CJCE, 4e ch., 13 septembre 2007, n° C-458/05
COUR DE JUSTICE DES COMMUNAUTÉS EUROPÉENNES
Arrêt
PARTIES
Demandeur :
Jouini, Gönen, Bajric, Huber, Ortner, Karacatepe, Mühlberger, Bakii, Kranzler, Mörth, Schneeberger, Susteric, Wörnhör, Savci, Peter, Schmöger, Yaman, Preradovic, Mitter, Sorger, Schachenhofer, Weiss, Kaineder, Stajkovski, Vidovic
Défendeur :
Princess Personal Service GmbH (PPS)
COMPOSITION DE LA JURIDICTION
Président de chambre :
M. Lenaerts
Avocat général :
M. Bot
Juges :
M. Juhasz, Arestis, Malenovsky (rapporteur), von Danwitz
Avocats :
Mes Frischenschlager, Gallistl, Minichmayr
LA COUR, (quatrième chambre)
1 La demande de décision préjudicielle porte sur l'interprétation de l'article 1er de la directive 2001-23-CE du Conseil, du 12 mars 2001, concernant le rapprochement des législations des États membres relatives au maintien des droits des travailleurs en cas de transfert d'entreprises, d'établissements ou de parties d'entreprises ou d'établissements (JO L 82, p. 16).
2 Cette demande a été présentée dans le cadre d'un litige opposant M. Jouini et 24 autres demandeurs à la société Princess Personal Service GmbH (PPS) (ci-après "PPS"), au sujet du versement de créances de salaire et de la constatation d'un transfert des relations de travail vers PPS aux fins du calcul de leurs créances.
Le cadre juridique
La réglementation communautaire
3 La directive 2001-23 codifie la directive 77-187-CEE du Conseil, du 14 février 1977, concernant le rapprochement des législations des États membres relatives au maintien des droits des travailleurs en cas de transfert d'entreprises, d'établissements ou de parties d'entreprises ou d'établissements (JO L 61, p. 26), telle que modifiée par la directive 98-50-CE du Conseil, du 29 juin 1998 (JO L 201, p. 88, ci-après la "directive 77-187").
4 Aux termes du huitième considérant de la directive 2001-23:
"La sécurité et la transparence juridiques ont requis une clarification de la notion de transfert à la lumière de la jurisprudence de la Cour de justice. Cette clarification n'a pas modifié le champ d'application de la directive 77-187-CEE telle qu'elle a été interprétée par la Cour de justice."
5 L'article 1er, paragraphe 1, sous a) et b), de la directive 2001-23 dispose:
"a) La présente directive est applicable à tout transfert d'entreprise, d'établissement ou de partie d'entreprise ou d'établissement à un autre employeur résultant d'une cession conventionnelle ou d'une fusion.

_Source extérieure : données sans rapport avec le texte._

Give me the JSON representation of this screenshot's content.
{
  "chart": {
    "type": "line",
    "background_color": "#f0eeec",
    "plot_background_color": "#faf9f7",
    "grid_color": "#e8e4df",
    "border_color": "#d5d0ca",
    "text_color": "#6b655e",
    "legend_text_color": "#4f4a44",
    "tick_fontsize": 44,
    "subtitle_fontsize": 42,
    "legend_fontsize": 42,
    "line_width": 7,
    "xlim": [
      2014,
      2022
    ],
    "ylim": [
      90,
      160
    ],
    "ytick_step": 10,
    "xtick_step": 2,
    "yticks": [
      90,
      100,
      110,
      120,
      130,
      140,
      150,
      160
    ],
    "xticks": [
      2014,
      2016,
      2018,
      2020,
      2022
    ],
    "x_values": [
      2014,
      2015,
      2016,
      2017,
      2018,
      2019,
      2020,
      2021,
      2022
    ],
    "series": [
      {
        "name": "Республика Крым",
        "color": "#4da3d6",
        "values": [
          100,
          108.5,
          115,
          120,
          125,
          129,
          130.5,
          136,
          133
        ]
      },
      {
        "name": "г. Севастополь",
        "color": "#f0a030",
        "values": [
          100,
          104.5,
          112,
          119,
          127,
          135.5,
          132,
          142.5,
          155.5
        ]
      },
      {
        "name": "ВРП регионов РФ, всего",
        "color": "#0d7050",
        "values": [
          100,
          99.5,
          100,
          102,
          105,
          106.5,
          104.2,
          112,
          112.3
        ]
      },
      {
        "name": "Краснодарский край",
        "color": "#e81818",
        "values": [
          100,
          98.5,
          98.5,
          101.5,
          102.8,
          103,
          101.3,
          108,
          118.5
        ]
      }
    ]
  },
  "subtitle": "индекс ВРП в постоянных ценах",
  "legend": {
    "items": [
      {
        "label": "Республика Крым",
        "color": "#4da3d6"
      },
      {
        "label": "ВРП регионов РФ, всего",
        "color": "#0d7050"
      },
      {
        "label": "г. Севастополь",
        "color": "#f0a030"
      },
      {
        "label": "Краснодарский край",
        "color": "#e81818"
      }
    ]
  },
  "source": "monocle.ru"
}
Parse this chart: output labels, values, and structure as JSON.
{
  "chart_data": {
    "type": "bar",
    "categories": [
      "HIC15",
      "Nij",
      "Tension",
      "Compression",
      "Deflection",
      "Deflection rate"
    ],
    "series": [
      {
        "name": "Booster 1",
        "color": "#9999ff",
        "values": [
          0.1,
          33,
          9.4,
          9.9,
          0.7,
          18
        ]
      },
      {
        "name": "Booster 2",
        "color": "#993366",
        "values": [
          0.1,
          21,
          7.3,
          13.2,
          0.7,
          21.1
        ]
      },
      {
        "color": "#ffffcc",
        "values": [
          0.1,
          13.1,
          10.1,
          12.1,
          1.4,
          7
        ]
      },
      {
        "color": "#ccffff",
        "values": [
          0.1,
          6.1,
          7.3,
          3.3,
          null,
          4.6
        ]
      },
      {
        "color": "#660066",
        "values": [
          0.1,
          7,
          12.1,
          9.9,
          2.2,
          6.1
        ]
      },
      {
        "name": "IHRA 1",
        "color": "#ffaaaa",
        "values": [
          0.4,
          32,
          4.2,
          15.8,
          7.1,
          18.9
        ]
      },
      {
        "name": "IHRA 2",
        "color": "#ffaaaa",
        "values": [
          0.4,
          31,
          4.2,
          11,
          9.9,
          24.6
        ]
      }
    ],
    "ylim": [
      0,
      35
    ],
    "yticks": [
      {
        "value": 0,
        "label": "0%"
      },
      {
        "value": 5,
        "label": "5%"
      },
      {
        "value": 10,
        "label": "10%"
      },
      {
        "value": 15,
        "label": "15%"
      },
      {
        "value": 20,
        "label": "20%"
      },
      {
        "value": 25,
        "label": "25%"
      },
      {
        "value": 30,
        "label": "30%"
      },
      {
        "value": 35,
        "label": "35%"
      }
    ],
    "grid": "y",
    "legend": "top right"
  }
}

b) Sous réserve du point a) et des dispositions suivantes du présent article, est considéré comme transfert, au sens de la présente directive, celui d'une entité économique maintenant son identité, entendue comme un ensemble organisé de moyens, en vue de la poursuite d'une activité économique, que celle-ci soit essentielle ou accessoire."
6 Aux termes de l'article 2, paragraphe 2, de la directive 2001-23:
"La présente directive ne porte pas atteinte au droit national en ce qui concerne la définition du contrat ou de la relation de travail.
Cependant, les États membres ne sauraient exclure du champ d'application de la présente directive les contrats ou relations de travail uniquement du fait:
[...]
c) qu'il s'agit de relations de travail intérimaire au sens de l'article 1er, point 2, de la directive 91-383-CEE [du Conseil, du 25 juin 1991, complétant les mesures visant à promouvoir l'amélioration de la sécurité et de la santé au travail des travailleurs ayant une relation de travail à durée déterminée ou une relation de travail intérimaire (JO L 206, p. 19)] et que l'entreprise, l'établissement ou la partie d'entreprise ou d'établissement transféré est l'entreprise de travail intérimaire qui est l'employeur ou fait partie de celle-ci."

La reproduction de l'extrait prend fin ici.